Lorsque les Beatles se sont séparés, il y a plus de cinquante ans, le groupe légendaire a laissé ses fans sur leur faim. Mais de nombreuses vidéos fleurissent çà et là, réunissant les membres du groupe grâce à l’intelligence artificielle, au grand bonheur de bon nombre de fans. Mais comment ça fonctionne ? Et comment calculer les droits d’auteur ? 20 Minutes fait le point pour vous.
De quoi parle-t-on ?
De « nouvelles » chansons du groupe légendaire des Beatles ont été mises en ligne récemment. La vidéo du single « New » (2013) de Paul McCartney a par exemple été modifiée par un fan à l’aide de l’intelligence artificielle (IA).
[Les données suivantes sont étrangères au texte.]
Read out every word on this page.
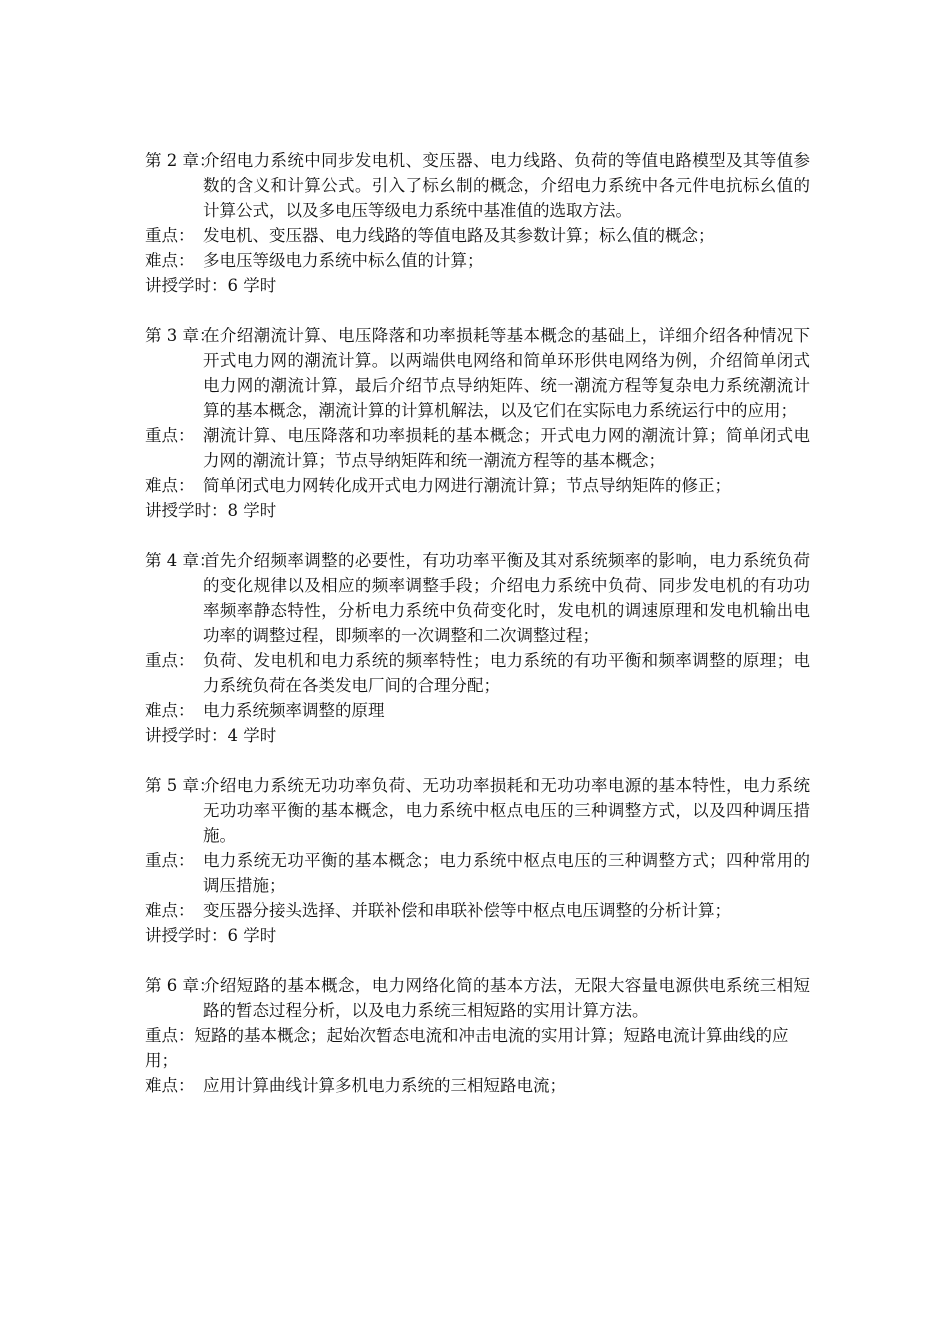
第 2 章：

介绍电力系统中同步发电机、变压器、电力线路、负荷的等值电路模型及其等值参数的含义和计算公式。引入了标幺制的概念，介绍电力系统中各元件电抗标幺值的计算公式，以及多电压等级电力系统中基准值的选取方法。

重点： 发电机、变压器、电力线路的等值电路及其参数计算；标么值的概念；

难点： 多电压等级电力系统中标么值的计算；

讲授学时：6 学时
第 3 章：

在介绍潮流计算、电压降落和功率损耗等基本概念的基础上，详细介绍各种情况下开式电力网的潮流计算。以两端供电网络和简单环形供电网络为例，介绍简单闭式电力网的潮流计算，最后介绍节点导纳矩阵、统一潮流方程等复杂电力系统潮流计算的基本概念，潮流计算的计算机解法，以及它们在实际电力系统运行中的应用；

重点： 潮流计算、电压降落和功率损耗的基本概念；开式电力网的潮流计算；简单闭式电力网的潮流计算；节点导纳矩阵和统一潮流方程等的基本概念；

难点： 简单闭式电力网转化成开式电力网进行潮流计算；节点导纳矩阵的修正；

讲授学时：8 学时
第 4 章：

首先介绍频率调整的必要性，有功功率平衡及其对系统频率的影响，电力系统负荷的变化规律以及相应的频率调整手段；介绍电力系统中负荷、同步发电机的有功功率频率静态特性，分析电力系统中负荷变化时，发电机的调速原理和发电机输出电功率的调整过程，即频率的一次调整和二次调整过程；

重点： 负荷、发电机和电力系统的频率特性；电力系统的有功平衡和频率调整的原理；电力系统负荷在各类发电厂间的合理分配；

难点： 电力系统频率调整的原理

讲授学时：4 学时
第 5 章：

介绍电力系统无功功率负荷、无功功率损耗和无功功率电源的基本特性，电力系统无功功率平衡的基本概念，电力系统中枢点电压的三种调整方式，以及四种调压措施。

重点： 电力系统无功平衡的基本概念；电力系统中枢点电压的三种调整方式；四种常用的调压措施；

难点： 变压器分接头选择、并联补偿和串联补偿等中枢点电压调整的分析计算；

讲授学时：6 学时
第 6 章：

介绍短路的基本概念，电力网络化简的基本方法，无限大容量电源供电系统三相短路的暂态过程分析，以及电力系统三相短路的实用计算方法。

重点：短路的基本概念；起始次暂态电流和冲击电流的实用计算；短路电流计算曲线的应用；
难点： 应用计算曲线计算多机电力系统的三相短路电流；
Sa voix est rajeunie, et le morceau comporte une partie chantée par son ami et partenaire défunt John Lennon.
Toute aussi impressionnante : une version de « Grow Old With Me », l’une des dernières chansons écrites par John Lennon, sortie après son assassinat et recréée par un amateur d’intelligence artificielle se faisant appeler « Dae Lims ». Avec une qualité audio améliorée, et des chœurs qui évoquent la grande époque du groupe de Liverpool, le moment le plus émouvant de la chanson arrive lorsque Paul McCartney se met à chanter sur la mélodie.
Comment cela fonctionne-t-il ?
Le morceau « Heart on a Sleeve », réunissant les artistes Drake et The Weeknd, avait lui récolté des millions de clics sur TikTok et d’autres plateformes. La technologie utilisée analyse et capture les nuances d’une voix. Les créateurs chantent probablement les paroles eux-mêmes, avant d’y appliquer un « clone » de la voix désirée, comme on applique un filtre sur une photographie.
Y arriver n’est pas simple et requiert des humains sachant manier l’IA, avec une réelle connaissance des logiciels de musique, selon Zohaib Ahmed, PDG de Resemble AI, une entreprise de Toronto spécialisée dans ce domaine. « Je pense qu’il n’y a encore qu’une très petite partie de la population qui peut accéder à ces outils », dit-il. Il faut « lire dessus, avoir le bon ordinateur, et tout assembler. »
Pour Patricia Alessandrini, compositrice et enseignante à Stanford, le nombre croissant de morceaux générés par l’IA représentent l’arrivée à maturité d’une technologie qui s’est développée de façon exponentielle – tout en restant assez éloignée du grand public durant la dernière décennie. « C’est un bon exemple de ce que l’IA fait très bien, c’est-à-dire tout ce qui à trait à la ressemblance », dit-elle. Mais « il n’y a vraiment aucun risque que cela remplace la riche histoire de l’art et de la culture créée par des humains ».
Comment appliquer les droits d’auteur ?
Pour l’industrie musicale, les implications sont énormes. La technologie permettant aux gens de facilement transformer leur voix en celle de leur chanteur favori ne se fera probablement pas attendre très longtemps. Si les artistes « sont payés pour une licence de leur voix, alors tout le monde est content », estime Steve Onotera. « Mais que se passe-t-il pour ceux qui sont morts depuis longtemps ? »
La question des droits d’auteur est en effet centrale. Dans le cas de « Heart on a Sleeve », le groupe Universal a fait retirer le morceau des plateformes de streaming – sans que cela n’empêche qu’il réapparaisse en ligne çà et là. Selon Marc Ostrow, un avocat spécialiste de ces questions, la musique générée par l’IA est une « zone grise ». Des droits peuvent être réclamés à la fois par les artistes, et les labels de musique. Mais les créateurs de contenus utilisant l’IA peuvent se réclamer du concept juridique de « fair use » (« usage raisonnable »), une sorte de clause d’exception.
La Cour suprême américaine a, elle, penché en sens inverse le mois dernier, en estimant qu’une photographe, dont un cliché du musicien Prince a été utilisé par le peintre Andy Warhol, aurait dû recevoir des droits d’auteur. En définitive, « je pense que les normes seront fixées par l’industrie de façon délibérée (…) ou cela se finira en procès », a jugé Marc Ostrow. Les labels devront en effet composer avec la mauvaise publicité entraînée par un procès contre le travail d’un fan, vu comme un hommage et non une source d’argent.